Learnings from My DevOps Journey Ignite
2025-05-02 , Ballroom (track sponsored by Checkmarx)

All of our DevOps journeys have been different, but a lot of them echo similar themes. We’ve all done some things right, and some things wrong, making tradeoffs along the way. Sometimes, risks pay off, and other times they don’t. I’ll look back at my 20+ years in the tech industry to use myself as an example for younger folks to learn from, and give guidance on how to learn from others.


This is my job history. There are others like it but this one is mine. In the beginning, I learned things. In the middle, I learned more things. In the later middle, I learned different things. What advice would I give someone in their early 20s? Late 20s? 30s? And why? It takes wisdom to learn from one’s mistakes but it’s far greater wisdom to learn from someone else’s. I’ve done both, and I hope to share my learnings with the class. I’ve watched myself get things wrong that others got right, and gotten things right that others struggled with. What am I worth? Big company? Medium? Private? Public? Startup? Stodgy? Answers vary depending on goals. What are yours?

Ross started his tech career as an assistant SysAdmin at an engineering firm in High School, where he was introduced to 2003 vintage monitoring tools like sar, perl, and the crontab.

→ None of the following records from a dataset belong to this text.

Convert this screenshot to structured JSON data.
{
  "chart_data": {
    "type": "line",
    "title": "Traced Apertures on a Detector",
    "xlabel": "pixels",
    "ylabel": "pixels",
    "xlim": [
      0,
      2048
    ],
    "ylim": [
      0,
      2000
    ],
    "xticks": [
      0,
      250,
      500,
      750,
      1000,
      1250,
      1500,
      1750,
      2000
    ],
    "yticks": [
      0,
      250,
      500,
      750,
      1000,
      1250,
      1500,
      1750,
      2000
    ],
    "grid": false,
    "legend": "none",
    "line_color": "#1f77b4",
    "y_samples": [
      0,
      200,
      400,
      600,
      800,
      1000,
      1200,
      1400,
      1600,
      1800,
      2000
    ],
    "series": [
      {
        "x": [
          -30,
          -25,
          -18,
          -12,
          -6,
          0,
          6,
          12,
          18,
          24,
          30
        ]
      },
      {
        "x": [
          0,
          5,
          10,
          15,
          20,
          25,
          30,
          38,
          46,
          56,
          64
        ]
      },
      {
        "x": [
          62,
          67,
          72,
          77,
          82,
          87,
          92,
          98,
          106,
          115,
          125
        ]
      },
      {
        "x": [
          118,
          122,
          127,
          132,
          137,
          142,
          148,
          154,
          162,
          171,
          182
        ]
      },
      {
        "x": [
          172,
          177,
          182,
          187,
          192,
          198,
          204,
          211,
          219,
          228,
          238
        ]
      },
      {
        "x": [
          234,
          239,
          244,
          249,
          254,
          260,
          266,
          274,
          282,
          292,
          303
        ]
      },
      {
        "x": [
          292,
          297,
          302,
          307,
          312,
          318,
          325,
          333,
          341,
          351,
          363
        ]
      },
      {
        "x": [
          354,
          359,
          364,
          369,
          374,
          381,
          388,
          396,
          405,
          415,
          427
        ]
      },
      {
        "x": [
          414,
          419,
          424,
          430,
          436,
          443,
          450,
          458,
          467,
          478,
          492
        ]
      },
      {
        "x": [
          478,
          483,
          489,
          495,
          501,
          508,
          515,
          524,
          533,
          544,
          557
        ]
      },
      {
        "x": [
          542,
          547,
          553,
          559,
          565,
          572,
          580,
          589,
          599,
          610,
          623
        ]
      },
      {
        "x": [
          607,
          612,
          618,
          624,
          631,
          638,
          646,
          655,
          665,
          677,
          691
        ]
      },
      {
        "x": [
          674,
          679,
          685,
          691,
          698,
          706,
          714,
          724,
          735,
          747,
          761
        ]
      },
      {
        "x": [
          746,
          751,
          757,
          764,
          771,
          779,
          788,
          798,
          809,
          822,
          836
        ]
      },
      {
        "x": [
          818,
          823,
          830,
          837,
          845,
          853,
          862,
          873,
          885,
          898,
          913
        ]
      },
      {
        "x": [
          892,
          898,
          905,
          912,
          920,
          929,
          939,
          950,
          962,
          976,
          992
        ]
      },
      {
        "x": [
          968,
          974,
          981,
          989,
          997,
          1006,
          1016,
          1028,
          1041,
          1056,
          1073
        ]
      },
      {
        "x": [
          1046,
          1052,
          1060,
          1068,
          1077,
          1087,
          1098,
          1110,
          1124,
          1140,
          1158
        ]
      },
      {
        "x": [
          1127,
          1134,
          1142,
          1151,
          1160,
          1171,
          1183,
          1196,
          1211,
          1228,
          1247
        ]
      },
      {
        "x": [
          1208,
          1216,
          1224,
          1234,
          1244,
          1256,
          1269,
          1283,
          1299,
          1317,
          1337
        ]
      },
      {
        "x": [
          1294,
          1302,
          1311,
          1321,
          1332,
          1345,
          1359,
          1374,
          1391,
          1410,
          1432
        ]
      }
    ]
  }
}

He was an early employee at CopperEgg -- a server/cloud monitoring SaaS company from 2011-2014 -- where he learned that "DevOps" is not just a way of life, but also a verb and job title. He currently DevOps at Logicmonitor -- yet another server/cloud monitoring SaaS company -- as a Senior DevOps Engineer where he complains about databases in his expensive time. In between the monitoring firms, he used several other monitoring technologies, all of which technically functioned I guess. In his free time he's Commander Shepard and this is his favorite talk at the conference.